The bedrooms were so small that the beds had to be cut to fit into the space. We hung most of our clothes in the enclosed back porch. Indeed, one of them was made smaller by the inclusion of the bathroom. I didn’t have a room at all until my oldest brother joined the Navy. Until then, I slept wherever we could set up a daybed.
In the fifties, my uncles decided to remodel the house. We got new windows, removing the large ones that needed ropes and weights to operate. Fixing these big windows was a real chore, but my mother and I managed to keep them in repair. New siding and some paint, and we had a nicer looking home. We knocked out walls and opened a large archway between the Living Room and Dining Room. This allowed for better flow of heat. There was never any air conditioning. If it was hot, it was hot.
We always had a gas range to cook on, but in its early days, there were wood stoves in the kitchens. My uncle built a shower in the basement, and heated water in a woodstove. When I used the shower down there, I could hear the subway running right under the house. I hated using this shower, because the basement was dark and very cold, but it was better than nothing.
In back of the house was a yard where we grew vegetables (a wartime Victory Garden) and lilacs. This is where I used to lay on my back and watch the seeds from the Cottonwood trees in the PRCUA garden. It was a beautiful sight. At the very back of the lot was a barn where my grandfather kept his two horses. Dolly and Billy were Dappled Greys that he used to pull the carriage for the widow in the funeral cortege. He always joined the wake after the burial, and horses would bring him home, after he drank too much, from St. Adalbert’s Cemetery straight down Milwaukee Avenue.
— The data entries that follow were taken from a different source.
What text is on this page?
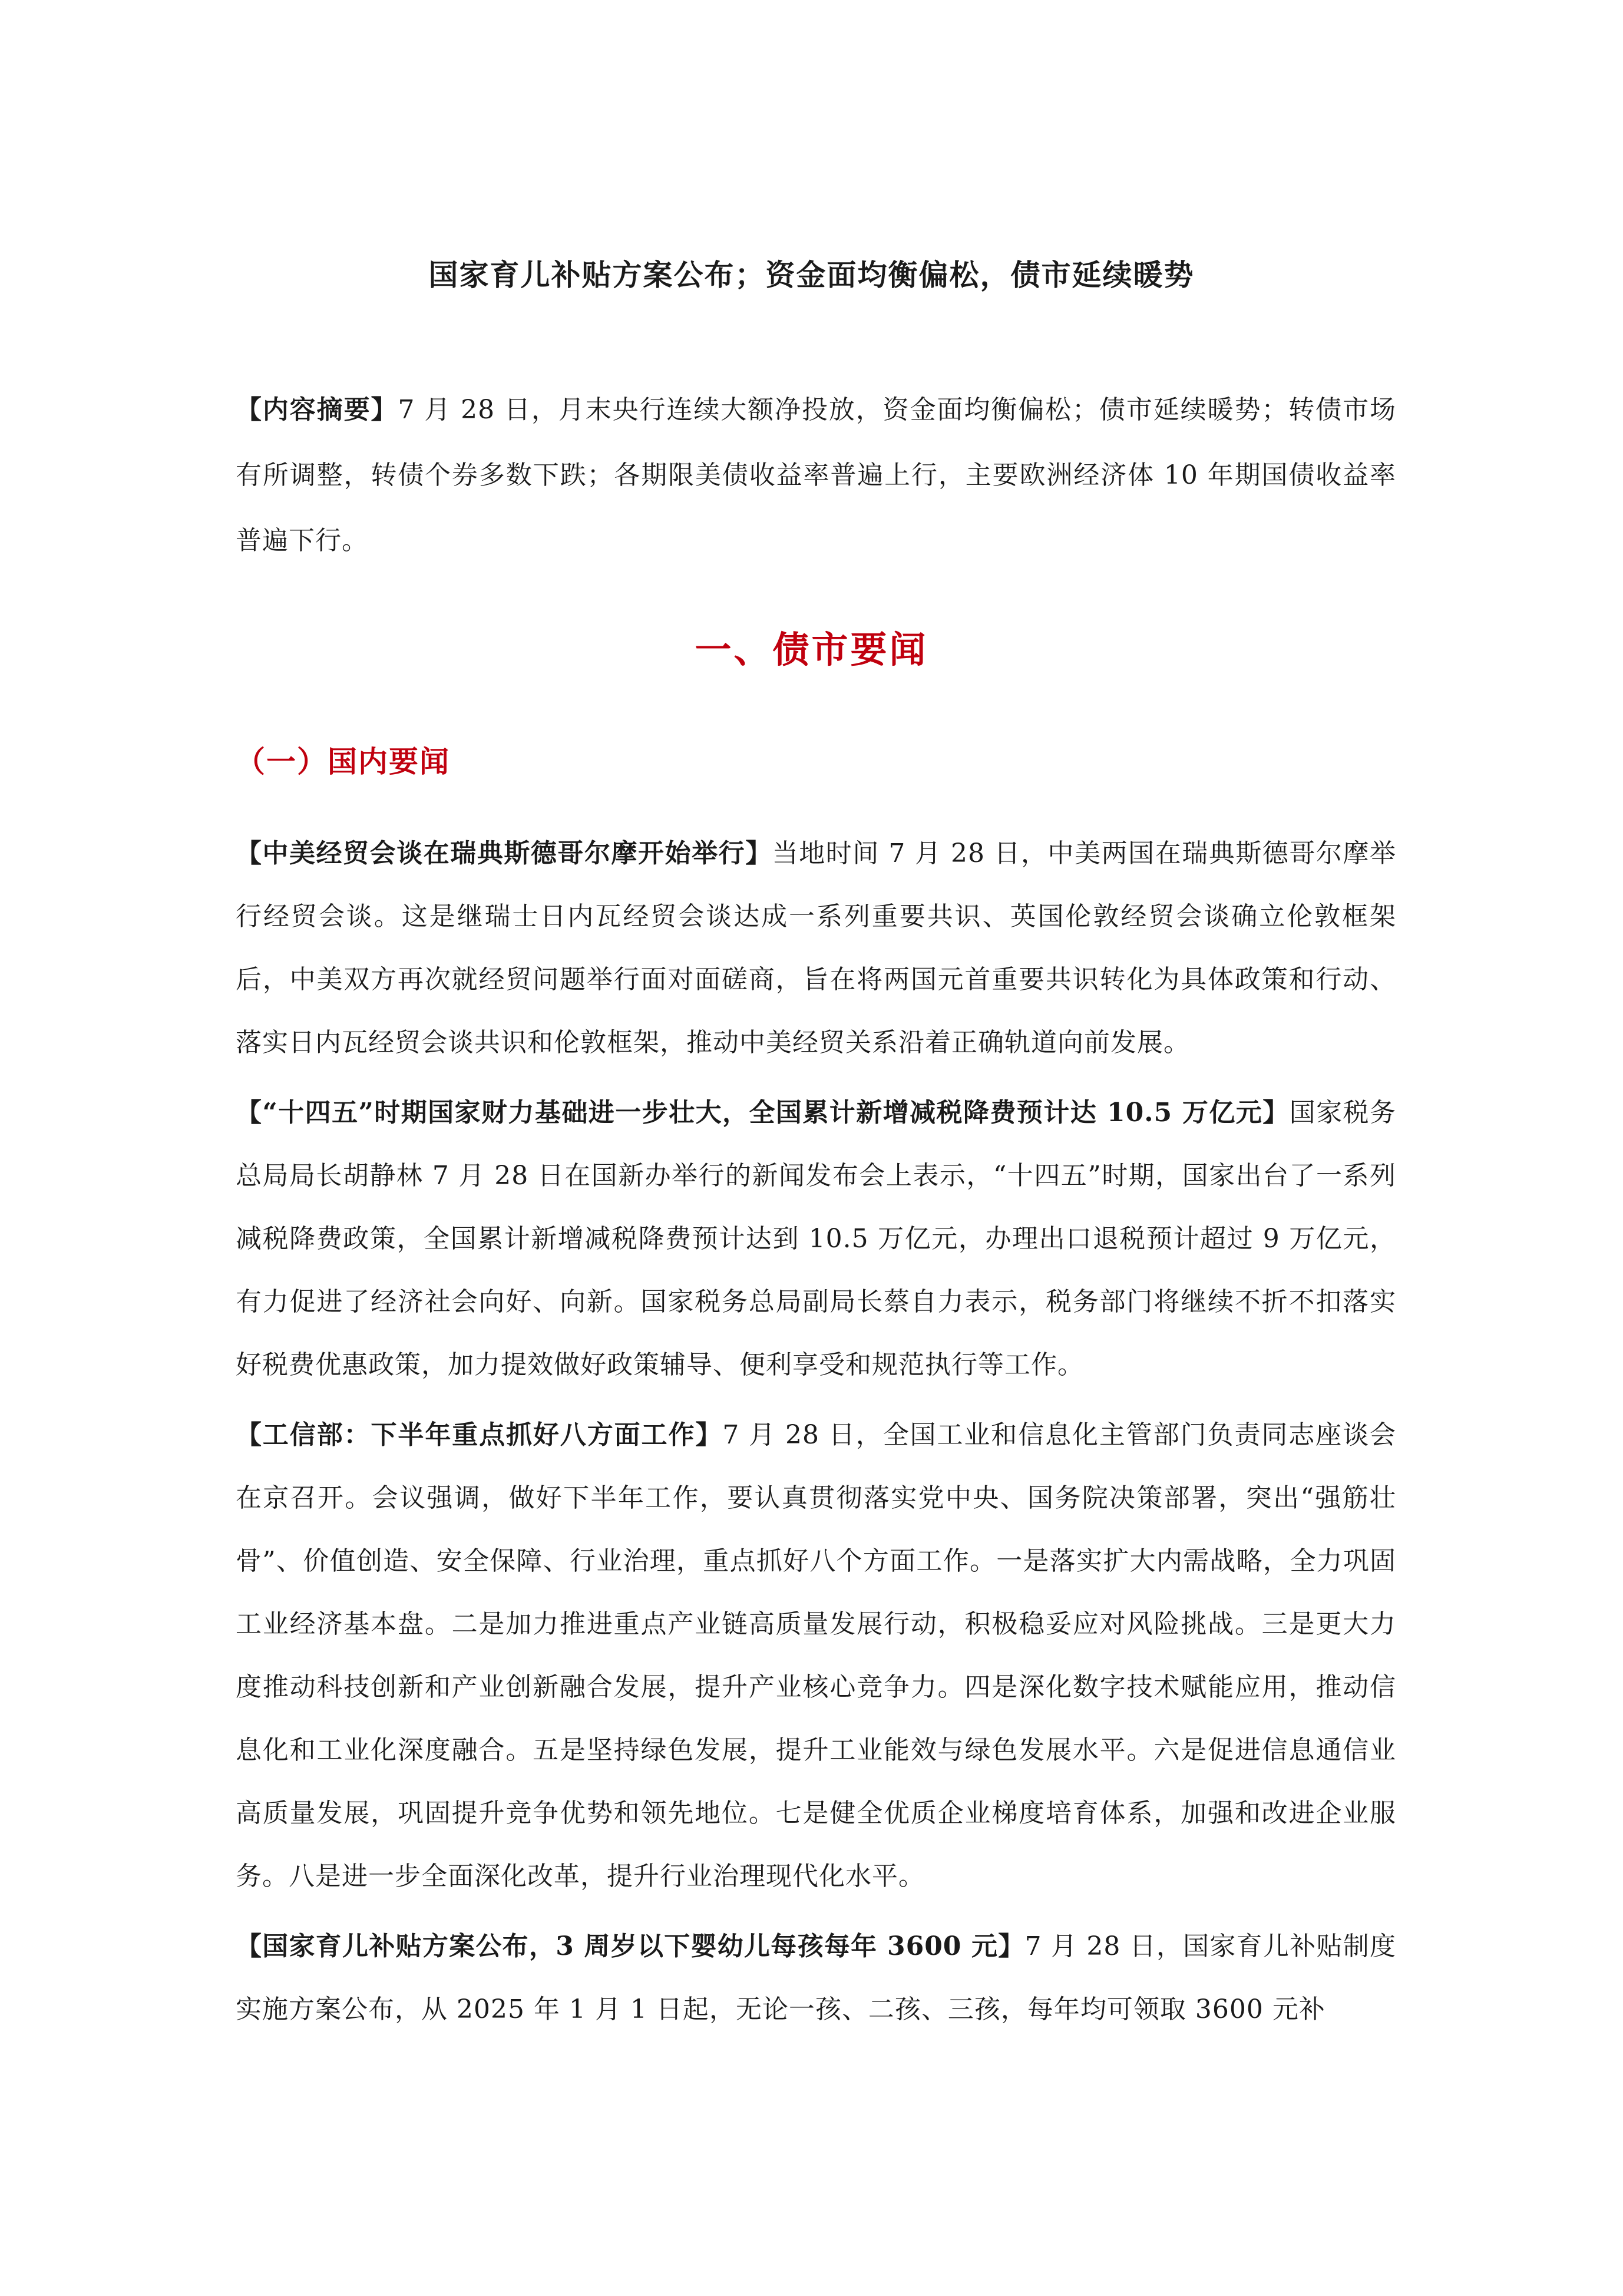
国家育儿补贴方案公布；资金面均衡偏松，债市延续暖势

【内容摘要】7 月 28 日，月末央行连续大额净投放，资金面均衡偏松；债市延续暖势；转债市场有所调整，转债个券多数下跌；各期限美债收益率普遍上行，主要欧洲经济体 10 年期国债收益率普遍下行。

一、债市要闻
（一）国内要闻

【中美经贸会谈在瑞典斯德哥尔摩开始举行】当地时间 7 月 28 日，中美两国在瑞典斯德哥尔摩举行经贸会谈。这是继瑞士日内瓦经贸会谈达成一系列重要共识、英国伦敦经贸会谈确立伦敦框架后，中美双方再次就经贸问题举行面对面磋商，旨在将两国元首重要共识转化为具体政策和行动、落实日内瓦经贸会谈共识和伦敦框架，推动中美经贸关系沿着正确轨道向前发展。

【“十四五”时期国家财力基础进一步壮大，全国累计新增减税降费预计达 10.5 万亿元】国家税务总局局长胡静林 7 月 28 日在国新办举行的新闻发布会上表示，“十四五”时期，国家出台了一系列减税降费政策，全国累计新增减税降费预计达到 10.5 万亿元，办理出口退税预计超过 9 万亿元，有力促进了经济社会向好、向新。国家税务总局副局长蔡自力表示，税务部门将继续不折不扣落实好税费优惠政策，加力提效做好政策辅导、便利享受和规范执行等工作。

【工信部：下半年重点抓好八方面工作】7 月 28 日，全国工业和信息化主管部门负责同志座谈会在京召开。会议强调，做好下半年工作，要认真贯彻落实党中央、国务院决策部署，突出“强筋壮骨”、价值创造、安全保障、行业治理，重点抓好八个方面工作。一是落实扩大内需战略，全力巩固工业经济基本盘。二是加力推进重点产业链高质量发展行动，积极稳妥应对风险挑战。三是更大力度推动科技创新和产业创新融合发展，提升产业核心竞争力。四是深化数字技术赋能应用，推动信息化和工业化深度融合。五是坚持绿色发展，提升工业能效与绿色发展水平。六是促进信息通信业高质量发展，巩固提升竞争优势和领先地位。七是健全优质企业梯度培育体系，加强和改进企业服务。八是进一步全面深化改革，提升行业治理现代化水平。

【国家育儿补贴方案公布，3 周岁以下婴幼儿每孩每年 3600 元】7 月 28 日，国家育儿补贴制度实施方案公布，从 2025 年 1 月 1 日起，无论一孩、二孩、三孩，每年均可领取 3600 元补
Sometimes people would come to him to sit in the manure in the barn to help their arthritis… I can think of better cures.
There was an alley that ran the length of the block. Peddlers would drive horse drawn carts with fruits and vegetables to sell. I can still hear the call of the peddler who yelled out “Water Meelone”. Shopping was an interesting event, one that meant a great deal of walking and carrying. Each shop was separate. You went to the green grocer on Noble for vegetables and fruit. You walked to a butcher shop for meat. Ours was on Division and Paulina Streets. There were many Polish Wedlins. We walked all the way to Damen Avenue for certain items. Wieboldt’s on Milwaukee Avenue was our department store, and sometimes Goldblatt’s on Chicago Avenue. My mother and I would carry two shopping bags apiece. Luckily we had a refrigerator, but no freezer so we bought only what we needed for a week. Winter was slippery and cold, summer was hot and humid. I think we are in better health for all this exercise. We rarely took the streetcar because money was always in short supply. These shopping events took the whole of Saturday.
I have heard that cockroaches are the only beings that can survive a nuclear attack, but they couldn’t live in our house due to my mother’s dynamic cleaning habits. Our neighbors were not so lucky. I recall seeing a roach swimming in a bowl of leftover cereal. During this period in history, however, Norway Rats ruled the neighborhood. They are the big kind that scare the daylights out of you. They thrived in the alleys where people threw out their refuse uncovered. My brother was a champion at catching them and keeping them from our property.
My mother is 99 now, and still on her own in Wisconsin (my brother lives next door). She remembers oil lamps, horse drawn carriages, nickel buckets of beer, fire trucks pulled by horses that sent sparks up from their hooves as they raced to fires on the cobblestones that paved Milwaukee avenue, and her mother sewing dresses for ladies at the beginning of the 20th century. She went to school for three years. She was bewildered by my attending college and still wonders why I didn’t just get a nice job in a bank. I was the first and only kid on the block to go to college then. I still remember the pride the other residents on the block showed me when I graduated.
When the house was demolished it was about 85 years old. It took a lot of memories with it.